Looking back now, it was the best thing that ever happened to me because it finally caused me to start taking care of myself. Americans as a whole eat pretty poorly, but comedians take it to an entirely new level. We take the cake – literally. Plus, being from Wisconsin didn’t help the cause very much. In Wisconsin, becoming a ‘vegetarian’ means putting extra onions on your bratwurst.

I used to cringe at the thought of having a salad, but now it’s my first choice whenever I can. In just about a year and a half, I’ve learned to make vegetables a habit and I have seen the light. I’m feeling better than I ever have, and no longer crave junk food. Goodbye bratwurst, hello broccoli.

One place I’m finding myself drawn to on a regular basis is Sweet Tomatoes restaurant. That’s a place I would have avoided like Superman shuns kryptonite before, but now I love it. They put every imaginable vegetable out on the buffet and it’s my job to pile it high on my plate and avoid spilling it before I sit at my table. If that’s my worst problem now days, I can totally live with it.

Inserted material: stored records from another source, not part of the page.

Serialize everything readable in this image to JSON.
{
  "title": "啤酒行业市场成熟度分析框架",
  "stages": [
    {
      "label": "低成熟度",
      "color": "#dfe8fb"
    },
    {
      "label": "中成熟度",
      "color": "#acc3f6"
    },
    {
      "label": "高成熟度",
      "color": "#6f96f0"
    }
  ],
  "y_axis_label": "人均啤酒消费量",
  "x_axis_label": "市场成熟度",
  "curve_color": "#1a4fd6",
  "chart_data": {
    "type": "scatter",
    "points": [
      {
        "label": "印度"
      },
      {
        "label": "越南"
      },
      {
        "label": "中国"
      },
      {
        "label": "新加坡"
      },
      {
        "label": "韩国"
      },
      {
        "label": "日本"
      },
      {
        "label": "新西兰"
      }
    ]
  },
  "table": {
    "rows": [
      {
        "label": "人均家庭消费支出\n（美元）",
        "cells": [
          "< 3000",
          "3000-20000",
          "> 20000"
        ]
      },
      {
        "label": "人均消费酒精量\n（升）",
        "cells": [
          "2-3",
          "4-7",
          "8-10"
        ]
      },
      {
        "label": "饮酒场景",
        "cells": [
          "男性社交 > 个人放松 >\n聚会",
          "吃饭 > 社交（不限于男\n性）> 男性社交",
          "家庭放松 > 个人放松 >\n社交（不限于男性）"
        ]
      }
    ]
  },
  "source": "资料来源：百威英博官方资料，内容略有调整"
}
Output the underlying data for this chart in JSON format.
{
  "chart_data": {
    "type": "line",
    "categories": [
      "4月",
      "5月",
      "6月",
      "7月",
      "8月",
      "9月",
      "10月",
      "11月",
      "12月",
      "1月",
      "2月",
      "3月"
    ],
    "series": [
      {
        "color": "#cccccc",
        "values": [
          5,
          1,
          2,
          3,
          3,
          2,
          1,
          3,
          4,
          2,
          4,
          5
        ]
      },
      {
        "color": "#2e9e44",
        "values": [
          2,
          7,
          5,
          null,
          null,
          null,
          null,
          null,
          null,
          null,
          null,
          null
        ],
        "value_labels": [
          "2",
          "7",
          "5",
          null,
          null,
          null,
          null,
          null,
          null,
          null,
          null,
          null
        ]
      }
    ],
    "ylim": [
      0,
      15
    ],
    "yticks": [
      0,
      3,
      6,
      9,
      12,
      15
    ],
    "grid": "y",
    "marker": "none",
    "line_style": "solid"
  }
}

Not only that, they’ve got a selection of super soups that would make old man Campbell wince with jealousy. Either I’m getting old or getting smart, or maybe it’s both. Whatever the case, I’m enjoying my new found healthy side, and I might just apply for a job at Sweet Tomatoes to see if there’s an employee discount. There’s no way I’d have time to cut up all those veggies at home.